Spark Standalone - Master + Worker + Driver connectivity

Grega Kešpret

unread,

Dec 9, 2013, 9:23:25 AM12/9/13

to spark...@googlegroups.com

Hi,

From our experience, {Master, Worker, Driver} all need connectivity between each other.

However, we have the following use case. We would like to run our application/spark-shell from driver node and use Spark Standalone cluster for master endpoint. Driver node will be able to establish connection to Master, but not the other way around. Master and Worker nodes will have connectivity among each other. The only problems are:

1. Master -> Driver

2. Workers -> Driver

We cannot easily guarantee this, but we want each developer to be able to run spark jobs locally from his dev VM at the same time.

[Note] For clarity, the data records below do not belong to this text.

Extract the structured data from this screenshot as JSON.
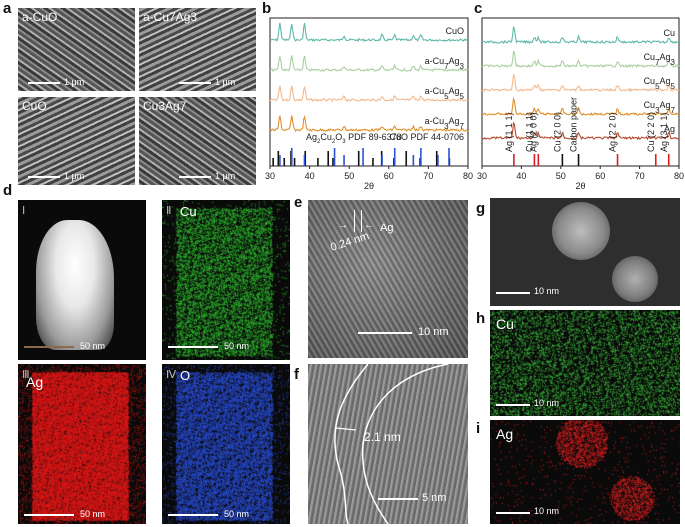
{
  "panel_labels": {
    "a": "a",
    "b": "b",
    "c": "c",
    "d": "d",
    "e": "e",
    "f": "f",
    "g": "g",
    "h": "h",
    "i": "i"
  },
  "sem": [
    {
      "title": "a-CuO",
      "scale": "1 μm"
    },
    {
      "title": "a-Cu7Ag3",
      "scale": "1 μm"
    },
    {
      "title": "CuO",
      "scale": "1 μm"
    },
    {
      "title": "Cu3Ag7",
      "scale": "1 μm"
    }
  ],
  "eds_d": [
    {
      "numeral": "Ⅰ",
      "title": "",
      "scale": "50 nm",
      "color": "#dddddd"
    },
    {
      "numeral": "Ⅱ",
      "title": "Cu",
      "scale": "50 nm",
      "color": "#2fbf2f"
    },
    {
      "numeral": "Ⅲ",
      "title": "Ag",
      "scale": "50 nm",
      "color": "#e01818"
    },
    {
      "numeral": "Ⅳ",
      "title": "O",
      "scale": "50 nm",
      "color": "#2a4fd8"
    }
  ],
  "hrtem_e": {
    "spacing": "0.24 nm",
    "phase": "Ag",
    "scale": "10 nm"
  },
  "hrtem_f": {
    "thickness": "2.1 nm",
    "scale": "5 nm"
  },
  "panel_g": {
    "scale": "10 nm"
  },
  "panel_h": {
    "title": "Cu",
    "scale": "10 nm",
    "color": "#3cc43c"
  },
  "panel_i": {
    "title": "Ag",
    "scale": "10 nm",
    "color": "#e02020"
  },
  "chart_data": [
    {
      "type": "line",
      "xlabel": "2θ",
      "xlim": [
        30,
        80
      ],
      "xticks": [
        30,
        40,
        50,
        60,
        70,
        80
      ],
      "series": [
        {
          "name": "CuO",
          "color": "#5fb8a8"
        },
        {
          "name": "a-Cu7Ag3",
          "color": "#a9cfa0"
        },
        {
          "name": "a-Cu5Ag5",
          "color": "#f2b98e"
        },
        {
          "name": "a-Cu3Ag7",
          "color": "#e0902a"
        }
      ],
      "references": [
        {
          "name": "Ag2Cu2O3 PDF 89-6378",
          "color": "#111111",
          "positions": [
            30.8,
            32.1,
            33.6,
            35.3,
            36.2,
            38.9,
            42.1,
            44.7,
            45.9,
            52.4,
            56.0,
            58.2,
            61.3,
            64.4,
            67.9,
            72.1,
            75.3
          ]
        },
        {
          "name": "CuO PDF 44-0706",
          "color": "#2a52d8",
          "positions": [
            32.5,
            35.5,
            38.7,
            46.3,
            48.7,
            53.5,
            58.3,
            61.5,
            66.2,
            68.1,
            72.4,
            75.2
          ]
        }
      ]
    },
    {
      "type": "line",
      "xlabel": "2θ",
      "xlim": [
        30,
        80
      ],
      "xticks": [
        30,
        40,
        50,
        60,
        70,
        80
      ],
      "series": [
        {
          "name": "Cu",
          "color": "#5fb8a8"
        },
        {
          "name": "Cu7Ag3",
          "color": "#a9cfa0"
        },
        {
          "name": "Cu5Ag5",
          "color": "#f2b98e"
        },
        {
          "name": "Cu3Ag7",
          "color": "#e0902a"
        },
        {
          "name": "Ag",
          "color": "#b5492e"
        }
      ],
      "annotations": [
        {
          "label": "Ag (1 1 1)",
          "x": 38.1,
          "color": "#d82020"
        },
        {
          "label": "Cu (1 1 1)",
          "x": 43.3,
          "color": "#d82020"
        },
        {
          "label": "Ag (2 0 0)",
          "x": 44.3,
          "color": "#d82020"
        },
        {
          "label": "Cu (2 0 0)",
          "x": 50.4,
          "color": "#111111"
        },
        {
          "label": "Carbon paper",
          "x": 54.5,
          "color": "#111111"
        },
        {
          "label": "Ag (2 2 0)",
          "x": 64.4,
          "color": "#d82020"
        },
        {
          "label": "Cu (2 2 0)",
          "x": 74.1,
          "color": "#d82020"
        },
        {
          "label": "Ag (3 1 1)",
          "x": 77.4,
          "color": "#d82020"
        }
      ]
    }
  ]
}
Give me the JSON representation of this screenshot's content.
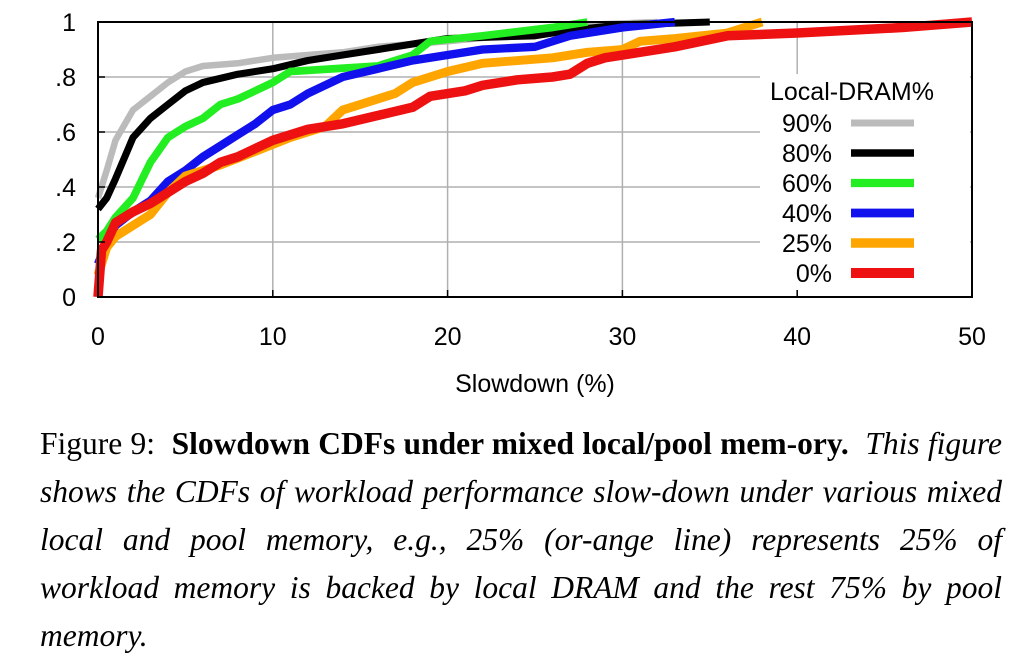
{
  "chart_data": {
    "type": "line",
    "xlabel": "Slowdown (%)",
    "ylabel": "",
    "xlim": [
      0,
      50
    ],
    "ylim": [
      0,
      1
    ],
    "x_ticks": [
      0,
      10,
      20,
      30,
      40,
      50
    ],
    "x_tick_labels": [
      "0",
      "10",
      "20",
      "30",
      "40",
      "50"
    ],
    "y_ticks": [
      0,
      0.2,
      0.4,
      0.6,
      0.8,
      1
    ],
    "y_tick_labels": [
      "0",
      ".2",
      ".4",
      ".6",
      ".8",
      "1"
    ],
    "grid": true,
    "legend_title": "Local-DRAM%",
    "legend_position": "right",
    "series": [
      {
        "name": "90%",
        "color": "#bbbbbb",
        "points": [
          [
            0,
            0.36
          ],
          [
            0.5,
            0.46
          ],
          [
            1,
            0.57
          ],
          [
            2,
            0.68
          ],
          [
            3,
            0.73
          ],
          [
            4,
            0.78
          ],
          [
            5,
            0.82
          ],
          [
            6,
            0.84
          ],
          [
            8,
            0.85
          ],
          [
            10,
            0.87
          ],
          [
            14,
            0.89
          ],
          [
            16,
            0.91
          ],
          [
            20,
            0.93
          ],
          [
            25,
            0.96
          ],
          [
            28,
            0.99
          ],
          [
            32,
            1.0
          ]
        ]
      },
      {
        "name": "80%",
        "color": "#000000",
        "points": [
          [
            0,
            0.32
          ],
          [
            0.5,
            0.36
          ],
          [
            1,
            0.43
          ],
          [
            2,
            0.58
          ],
          [
            3,
            0.65
          ],
          [
            4,
            0.7
          ],
          [
            5,
            0.75
          ],
          [
            6,
            0.78
          ],
          [
            8,
            0.81
          ],
          [
            10,
            0.83
          ],
          [
            12,
            0.86
          ],
          [
            14,
            0.88
          ],
          [
            17,
            0.91
          ],
          [
            20,
            0.94
          ],
          [
            25,
            0.95
          ],
          [
            27,
            0.97
          ],
          [
            30,
            0.99
          ],
          [
            35,
            1.0
          ]
        ]
      },
      {
        "name": "60%",
        "color": "#22ee22",
        "points": [
          [
            0,
            0.21
          ],
          [
            0.5,
            0.24
          ],
          [
            1,
            0.29
          ],
          [
            2,
            0.36
          ],
          [
            3,
            0.49
          ],
          [
            4,
            0.58
          ],
          [
            5,
            0.62
          ],
          [
            6,
            0.65
          ],
          [
            7,
            0.7
          ],
          [
            8,
            0.72
          ],
          [
            9,
            0.75
          ],
          [
            10,
            0.78
          ],
          [
            11,
            0.82
          ],
          [
            16,
            0.84
          ],
          [
            18,
            0.88
          ],
          [
            19,
            0.93
          ],
          [
            22,
            0.95
          ],
          [
            26,
            0.98
          ],
          [
            28,
            1.0
          ]
        ]
      },
      {
        "name": "40%",
        "color": "#1111ee",
        "points": [
          [
            0,
            0.12
          ],
          [
            0.5,
            0.2
          ],
          [
            1,
            0.26
          ],
          [
            2,
            0.31
          ],
          [
            3,
            0.35
          ],
          [
            4,
            0.42
          ],
          [
            5,
            0.46
          ],
          [
            6,
            0.51
          ],
          [
            7,
            0.55
          ],
          [
            8,
            0.59
          ],
          [
            9,
            0.63
          ],
          [
            10,
            0.68
          ],
          [
            11,
            0.7
          ],
          [
            12,
            0.74
          ],
          [
            13,
            0.77
          ],
          [
            14,
            0.8
          ],
          [
            16,
            0.83
          ],
          [
            18,
            0.86
          ],
          [
            20,
            0.88
          ],
          [
            22,
            0.9
          ],
          [
            25,
            0.91
          ],
          [
            27,
            0.95
          ],
          [
            30,
            0.98
          ],
          [
            33,
            1.0
          ]
        ]
      },
      {
        "name": "25%",
        "color": "#ffa500",
        "points": [
          [
            0,
            0.08
          ],
          [
            0.5,
            0.18
          ],
          [
            1,
            0.22
          ],
          [
            2,
            0.26
          ],
          [
            3,
            0.3
          ],
          [
            4,
            0.38
          ],
          [
            5,
            0.44
          ],
          [
            7,
            0.48
          ],
          [
            9,
            0.53
          ],
          [
            11,
            0.58
          ],
          [
            13,
            0.62
          ],
          [
            14,
            0.68
          ],
          [
            16,
            0.72
          ],
          [
            17,
            0.74
          ],
          [
            18,
            0.78
          ],
          [
            20,
            0.82
          ],
          [
            22,
            0.85
          ],
          [
            26,
            0.87
          ],
          [
            28,
            0.89
          ],
          [
            30,
            0.9
          ],
          [
            31,
            0.93
          ],
          [
            33,
            0.94
          ],
          [
            36,
            0.96
          ],
          [
            38,
            1.0
          ]
        ]
      },
      {
        "name": "0%",
        "color": "#ee1111",
        "points": [
          [
            0,
            0.0
          ],
          [
            0.2,
            0.17
          ],
          [
            0.5,
            0.2
          ],
          [
            1,
            0.27
          ],
          [
            2,
            0.31
          ],
          [
            3,
            0.34
          ],
          [
            4,
            0.38
          ],
          [
            5,
            0.42
          ],
          [
            6,
            0.45
          ],
          [
            7,
            0.49
          ],
          [
            8,
            0.51
          ],
          [
            9,
            0.54
          ],
          [
            10,
            0.57
          ],
          [
            11,
            0.59
          ],
          [
            12,
            0.61
          ],
          [
            14,
            0.63
          ],
          [
            16,
            0.66
          ],
          [
            18,
            0.69
          ],
          [
            19,
            0.73
          ],
          [
            21,
            0.75
          ],
          [
            22,
            0.77
          ],
          [
            24,
            0.79
          ],
          [
            26,
            0.8
          ],
          [
            27,
            0.81
          ],
          [
            28,
            0.85
          ],
          [
            29,
            0.87
          ],
          [
            31,
            0.89
          ],
          [
            33,
            0.91
          ],
          [
            36,
            0.95
          ],
          [
            40,
            0.96
          ],
          [
            43,
            0.97
          ],
          [
            46,
            0.98
          ],
          [
            48,
            0.99
          ],
          [
            50,
            1.0
          ]
        ]
      }
    ]
  },
  "caption": {
    "label": "Figure 9:",
    "title": "Slowdown CDFs under mixed local/pool mem-ory.",
    "body": "This figure shows the CDFs of workload performance slow-down under various mixed local and pool memory, e.g., 25% (or-ange line) represents 25% of workload memory is backed by local DRAM and the rest 75% by pool memory."
  }
}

How do others in the industry do this? Do you have your developers ssh to some staging machine, from where it is "safe" to run jobs? Is there some better solution to this?

Thanks,

Grega

--

Grega Kešpret
Analytics engineer

Celtra — Rich Media Mobile Advertising

celtra.com | @celtramobile

celtra_logo.png

MLnick

unread,

Dec 9, 2013, 1:34:05 PM12/9/13

to spark...@googlegroups.com

Not sure things will work if the master cannot communicate with the driver program.

Typically I would collocate driver programs on the master node (actually I submit jobs to a job server similar to this one: https://github.com/apache/incubator-spark/pull/222).

Jobs can be tested locally, and for production either submitted via the job server interface or ssh into the master node and run the jobs from there. I store jars in s3, download them and add to spark class path as required.